Create Seed and Training Sets
You are now ready to create the Seed Set and subsequent Training Sets which will teach the model how to identify responsive and non-responsive documents. There are two basic methods for creating the Seed Set and Training Sets. See below.
Automatic - Brainspace will automatically select documents for the Seed Set and Training Sets. Several options are available for the selection of the documents.
Manual - Brainspace can use a Notebook to create a Seed Set or Training Set. This method is common in situations where review has already started in Relativity® and documents have been coded either responsive or non-responsive. Brainspace can use these manually coded documents (not Control Set docs) to teach the model.
Create a Seed set - Automatic Method
Click on the Automatic button located in the Create a Seed Set column.
You have two choices available. Random and Influential. The Influential method is recommended to ensure the best representation of the document population. This method identifies documents that are most representative of all other documents within the population. These are typically the pivot documents.
Enter the number of documents to be included in the Seed Set. It is recommended that you start with 200 documents.
Click Create Seed Set and Brainspace will begin the first training round of the Predictive Coding session.

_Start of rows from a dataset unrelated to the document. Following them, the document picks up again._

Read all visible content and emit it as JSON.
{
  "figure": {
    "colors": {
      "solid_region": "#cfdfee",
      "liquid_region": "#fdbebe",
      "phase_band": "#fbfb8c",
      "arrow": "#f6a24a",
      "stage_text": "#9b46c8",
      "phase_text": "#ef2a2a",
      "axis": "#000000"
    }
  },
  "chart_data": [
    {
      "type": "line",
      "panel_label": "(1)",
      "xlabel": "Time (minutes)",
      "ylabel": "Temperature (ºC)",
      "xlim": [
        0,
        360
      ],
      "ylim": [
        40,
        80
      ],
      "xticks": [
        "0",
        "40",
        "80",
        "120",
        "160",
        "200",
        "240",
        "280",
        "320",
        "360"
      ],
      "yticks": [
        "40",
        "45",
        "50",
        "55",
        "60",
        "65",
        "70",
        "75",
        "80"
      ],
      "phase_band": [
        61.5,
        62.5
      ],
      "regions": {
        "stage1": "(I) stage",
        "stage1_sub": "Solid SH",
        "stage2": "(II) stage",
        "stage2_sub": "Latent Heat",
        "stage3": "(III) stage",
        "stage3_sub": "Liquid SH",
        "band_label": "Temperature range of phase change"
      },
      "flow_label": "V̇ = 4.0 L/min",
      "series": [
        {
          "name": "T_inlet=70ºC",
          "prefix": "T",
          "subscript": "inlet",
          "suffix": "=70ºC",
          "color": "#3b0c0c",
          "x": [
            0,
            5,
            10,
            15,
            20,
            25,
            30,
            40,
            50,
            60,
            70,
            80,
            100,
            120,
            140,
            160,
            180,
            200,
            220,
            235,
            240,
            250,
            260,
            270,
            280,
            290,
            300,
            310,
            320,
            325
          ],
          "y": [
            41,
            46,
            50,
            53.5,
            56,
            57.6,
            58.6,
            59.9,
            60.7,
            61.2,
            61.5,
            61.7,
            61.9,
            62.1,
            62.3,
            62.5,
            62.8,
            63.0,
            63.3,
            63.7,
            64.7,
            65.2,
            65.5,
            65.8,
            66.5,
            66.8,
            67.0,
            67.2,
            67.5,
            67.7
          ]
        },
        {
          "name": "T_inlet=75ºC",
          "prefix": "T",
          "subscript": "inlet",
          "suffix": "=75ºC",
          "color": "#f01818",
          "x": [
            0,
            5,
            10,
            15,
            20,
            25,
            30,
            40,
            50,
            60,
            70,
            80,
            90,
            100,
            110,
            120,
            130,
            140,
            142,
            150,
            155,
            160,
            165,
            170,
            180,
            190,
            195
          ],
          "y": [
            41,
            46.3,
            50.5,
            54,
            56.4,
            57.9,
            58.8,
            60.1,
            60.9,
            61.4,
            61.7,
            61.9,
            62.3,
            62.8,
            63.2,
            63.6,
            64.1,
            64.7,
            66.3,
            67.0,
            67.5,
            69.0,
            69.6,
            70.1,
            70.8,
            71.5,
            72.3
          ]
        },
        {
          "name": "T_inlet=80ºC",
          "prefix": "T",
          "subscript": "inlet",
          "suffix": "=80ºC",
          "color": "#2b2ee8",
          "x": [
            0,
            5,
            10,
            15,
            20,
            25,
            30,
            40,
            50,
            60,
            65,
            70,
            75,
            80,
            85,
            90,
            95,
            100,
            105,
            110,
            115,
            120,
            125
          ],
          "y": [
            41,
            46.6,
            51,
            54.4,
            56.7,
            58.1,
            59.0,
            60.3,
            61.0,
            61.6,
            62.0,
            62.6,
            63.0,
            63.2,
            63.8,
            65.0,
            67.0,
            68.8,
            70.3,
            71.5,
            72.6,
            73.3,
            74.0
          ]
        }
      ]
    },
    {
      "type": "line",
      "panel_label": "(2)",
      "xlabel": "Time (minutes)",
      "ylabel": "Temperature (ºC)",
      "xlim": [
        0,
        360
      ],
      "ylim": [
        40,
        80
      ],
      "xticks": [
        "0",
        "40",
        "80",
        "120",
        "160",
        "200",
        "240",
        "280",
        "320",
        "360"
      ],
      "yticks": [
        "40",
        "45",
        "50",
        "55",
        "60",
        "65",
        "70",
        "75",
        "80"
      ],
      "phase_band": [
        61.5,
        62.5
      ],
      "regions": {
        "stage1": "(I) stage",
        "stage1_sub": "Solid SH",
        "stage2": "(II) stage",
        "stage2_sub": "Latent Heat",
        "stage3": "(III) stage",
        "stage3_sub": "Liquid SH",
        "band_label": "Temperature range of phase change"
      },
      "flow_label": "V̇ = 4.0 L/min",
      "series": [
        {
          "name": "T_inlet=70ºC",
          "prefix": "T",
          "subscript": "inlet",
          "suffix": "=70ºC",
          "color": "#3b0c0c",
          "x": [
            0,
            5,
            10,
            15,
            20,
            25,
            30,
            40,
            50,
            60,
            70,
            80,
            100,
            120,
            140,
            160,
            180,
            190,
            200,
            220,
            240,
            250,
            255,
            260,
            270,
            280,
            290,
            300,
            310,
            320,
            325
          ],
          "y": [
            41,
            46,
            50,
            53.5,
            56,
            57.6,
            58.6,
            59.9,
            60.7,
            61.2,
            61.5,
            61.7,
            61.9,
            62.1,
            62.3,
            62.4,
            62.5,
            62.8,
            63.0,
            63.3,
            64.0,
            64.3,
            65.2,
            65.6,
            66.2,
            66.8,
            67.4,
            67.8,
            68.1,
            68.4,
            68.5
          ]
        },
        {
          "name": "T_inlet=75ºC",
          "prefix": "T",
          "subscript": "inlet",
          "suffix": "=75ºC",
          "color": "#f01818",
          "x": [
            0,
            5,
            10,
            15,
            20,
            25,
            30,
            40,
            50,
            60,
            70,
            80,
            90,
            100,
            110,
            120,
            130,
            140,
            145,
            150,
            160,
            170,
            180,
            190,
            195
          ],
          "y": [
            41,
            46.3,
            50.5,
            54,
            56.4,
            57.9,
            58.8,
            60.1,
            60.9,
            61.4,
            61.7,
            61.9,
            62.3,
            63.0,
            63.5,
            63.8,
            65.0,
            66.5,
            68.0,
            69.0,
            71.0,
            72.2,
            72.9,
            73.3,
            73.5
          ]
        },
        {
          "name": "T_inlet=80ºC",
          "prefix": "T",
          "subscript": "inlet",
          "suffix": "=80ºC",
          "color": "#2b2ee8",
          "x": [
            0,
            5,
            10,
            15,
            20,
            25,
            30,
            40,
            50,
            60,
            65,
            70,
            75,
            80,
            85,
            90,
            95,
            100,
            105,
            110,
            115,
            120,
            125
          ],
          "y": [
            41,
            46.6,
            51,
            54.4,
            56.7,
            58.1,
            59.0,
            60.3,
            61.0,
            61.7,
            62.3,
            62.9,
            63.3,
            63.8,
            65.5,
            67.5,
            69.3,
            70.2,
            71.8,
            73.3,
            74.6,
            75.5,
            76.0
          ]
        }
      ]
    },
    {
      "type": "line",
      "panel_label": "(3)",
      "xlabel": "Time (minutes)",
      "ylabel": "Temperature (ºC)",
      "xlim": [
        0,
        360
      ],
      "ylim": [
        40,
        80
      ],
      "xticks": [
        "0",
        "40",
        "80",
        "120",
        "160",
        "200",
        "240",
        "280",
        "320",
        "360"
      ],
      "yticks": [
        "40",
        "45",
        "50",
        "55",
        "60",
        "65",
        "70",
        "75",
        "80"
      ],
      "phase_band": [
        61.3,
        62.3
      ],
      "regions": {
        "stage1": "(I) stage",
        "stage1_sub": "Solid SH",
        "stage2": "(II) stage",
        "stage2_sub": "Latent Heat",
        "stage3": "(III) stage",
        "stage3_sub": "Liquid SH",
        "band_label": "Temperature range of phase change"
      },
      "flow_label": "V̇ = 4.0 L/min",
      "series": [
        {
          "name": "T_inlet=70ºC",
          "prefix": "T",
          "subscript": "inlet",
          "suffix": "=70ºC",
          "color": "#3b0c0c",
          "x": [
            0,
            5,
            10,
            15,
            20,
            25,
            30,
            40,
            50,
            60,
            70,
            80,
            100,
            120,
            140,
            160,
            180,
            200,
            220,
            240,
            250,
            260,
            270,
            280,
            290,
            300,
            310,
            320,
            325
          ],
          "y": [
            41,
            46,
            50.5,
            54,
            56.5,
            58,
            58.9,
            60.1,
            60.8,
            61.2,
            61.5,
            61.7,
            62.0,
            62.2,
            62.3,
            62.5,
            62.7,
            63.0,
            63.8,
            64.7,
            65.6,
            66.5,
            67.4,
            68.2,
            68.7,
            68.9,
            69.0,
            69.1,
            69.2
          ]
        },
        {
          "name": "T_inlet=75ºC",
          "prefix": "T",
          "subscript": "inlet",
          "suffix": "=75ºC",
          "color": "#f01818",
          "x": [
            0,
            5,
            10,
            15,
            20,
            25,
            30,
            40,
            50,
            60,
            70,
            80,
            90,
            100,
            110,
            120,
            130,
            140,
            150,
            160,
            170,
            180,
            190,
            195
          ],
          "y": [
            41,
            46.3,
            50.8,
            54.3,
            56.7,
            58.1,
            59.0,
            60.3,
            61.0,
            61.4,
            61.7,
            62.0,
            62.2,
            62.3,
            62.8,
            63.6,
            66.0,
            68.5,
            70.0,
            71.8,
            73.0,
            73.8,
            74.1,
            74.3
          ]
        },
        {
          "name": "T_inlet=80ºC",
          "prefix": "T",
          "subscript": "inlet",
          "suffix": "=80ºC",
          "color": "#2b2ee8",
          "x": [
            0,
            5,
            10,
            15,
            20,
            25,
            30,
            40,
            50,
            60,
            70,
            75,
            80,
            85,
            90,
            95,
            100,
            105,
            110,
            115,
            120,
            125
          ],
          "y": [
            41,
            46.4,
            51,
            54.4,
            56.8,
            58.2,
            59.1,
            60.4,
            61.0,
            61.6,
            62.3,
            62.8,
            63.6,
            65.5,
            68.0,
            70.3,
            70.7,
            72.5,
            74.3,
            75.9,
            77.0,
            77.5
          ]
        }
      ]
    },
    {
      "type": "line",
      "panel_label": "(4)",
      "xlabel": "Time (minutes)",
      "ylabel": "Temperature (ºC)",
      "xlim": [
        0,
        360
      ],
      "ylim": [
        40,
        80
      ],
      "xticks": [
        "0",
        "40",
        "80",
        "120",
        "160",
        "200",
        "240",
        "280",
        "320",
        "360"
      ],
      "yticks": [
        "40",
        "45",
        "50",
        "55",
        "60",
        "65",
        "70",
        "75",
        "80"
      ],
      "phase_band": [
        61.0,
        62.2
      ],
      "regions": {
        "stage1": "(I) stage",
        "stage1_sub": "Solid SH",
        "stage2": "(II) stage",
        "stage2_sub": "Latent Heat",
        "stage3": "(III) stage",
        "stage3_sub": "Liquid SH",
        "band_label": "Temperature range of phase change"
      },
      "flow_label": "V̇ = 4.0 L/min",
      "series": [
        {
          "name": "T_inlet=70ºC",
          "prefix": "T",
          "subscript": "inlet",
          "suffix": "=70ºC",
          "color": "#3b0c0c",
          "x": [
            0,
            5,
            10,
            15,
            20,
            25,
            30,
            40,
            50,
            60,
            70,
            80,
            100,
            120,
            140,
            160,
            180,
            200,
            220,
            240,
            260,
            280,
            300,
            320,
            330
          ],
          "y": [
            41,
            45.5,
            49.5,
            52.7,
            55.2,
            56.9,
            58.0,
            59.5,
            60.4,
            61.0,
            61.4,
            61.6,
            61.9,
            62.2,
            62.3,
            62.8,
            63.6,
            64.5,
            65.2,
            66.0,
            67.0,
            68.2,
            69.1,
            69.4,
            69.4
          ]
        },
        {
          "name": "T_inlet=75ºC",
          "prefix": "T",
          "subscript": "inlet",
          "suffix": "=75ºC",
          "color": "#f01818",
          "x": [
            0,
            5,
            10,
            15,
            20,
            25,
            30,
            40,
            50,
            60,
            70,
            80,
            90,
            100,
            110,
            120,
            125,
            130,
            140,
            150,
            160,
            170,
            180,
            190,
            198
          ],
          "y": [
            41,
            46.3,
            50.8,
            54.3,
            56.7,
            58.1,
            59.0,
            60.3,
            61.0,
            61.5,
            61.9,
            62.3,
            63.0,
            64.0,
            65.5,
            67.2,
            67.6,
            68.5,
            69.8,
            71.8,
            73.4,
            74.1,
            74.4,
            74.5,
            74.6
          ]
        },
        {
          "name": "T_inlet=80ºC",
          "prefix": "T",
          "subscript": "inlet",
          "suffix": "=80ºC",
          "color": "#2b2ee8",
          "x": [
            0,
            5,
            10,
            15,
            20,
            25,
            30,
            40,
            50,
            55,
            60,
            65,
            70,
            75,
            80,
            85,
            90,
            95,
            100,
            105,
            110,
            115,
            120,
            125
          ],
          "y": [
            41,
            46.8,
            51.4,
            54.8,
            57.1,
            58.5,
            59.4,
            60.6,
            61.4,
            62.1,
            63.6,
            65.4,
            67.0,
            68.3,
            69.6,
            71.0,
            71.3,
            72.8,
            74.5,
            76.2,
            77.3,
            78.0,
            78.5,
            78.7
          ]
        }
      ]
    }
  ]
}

Evaluate the Predictive Coding Results
There are two options to view your results, Recall/Review and Depth for Recall. After each Training Batch (training round) these graphs will be automatically updated to include the additional Training Batch coding information. As the model improves, the data will appear to plateau as the Depth For Recall decreases, and the Recall, F-score, and Precision increases. Below is a summary of both graphs.
Recall/Review
The Recall/Review graph shows a value of interest (labeled% REVIEW in the chart ) for a single predictive model at several different values of the goal recall (labeled % RECALL in the chart).
The Recall/Review graph allows you to play with different cutoff values without changing your goal recall by using the slider located directly below the graph. As you adjust the slider, the corresponding recall % and all other effectiveness statistics and counts will alter accordingly.
Depth for Recall
This graph view shows change in effectiveness statistics to help the review manager understand how training is progressing.
When evaluating predictive coding results, the Depth for Recall graph will automatically update to include the additional Training Set coding information. As the model improves, the data will appear to plateau as the Depth For Recall decreases, and the Recall, F-score, and Precision increases.
Toggle to view the Depth for Recall graph
Note
When the Depth for Recall plateaus then it means that manually reviewing additional documents will not improve the model. Basically, at this point, your model is optimized and you ready to close the Predictive Coding session and apply the auto coding back into Relativity®.
Close Your Coding Session
To close the Predictive Coding Session, click the Close Session button located in the upper right-hand side of the Predictive Coding Session screen.
A screen will appear with the number of documents that will be coded based on the target recall similar to the one below. Select the box if you would like to include Families in the coding session.
Click Yes, Code Documents to proceed.
After Brainspace has applied the auto coding to all the documents the following screen will appear giving you a message that the session is closed and can no longer be modified.
Click Re-Open to the right of the message to open the session.
Note
The number of documents reviewed will appear on the right hand side of the screen, similar to the highlighted example above. If you selected Families to be included in the coding session, that count will appear as well.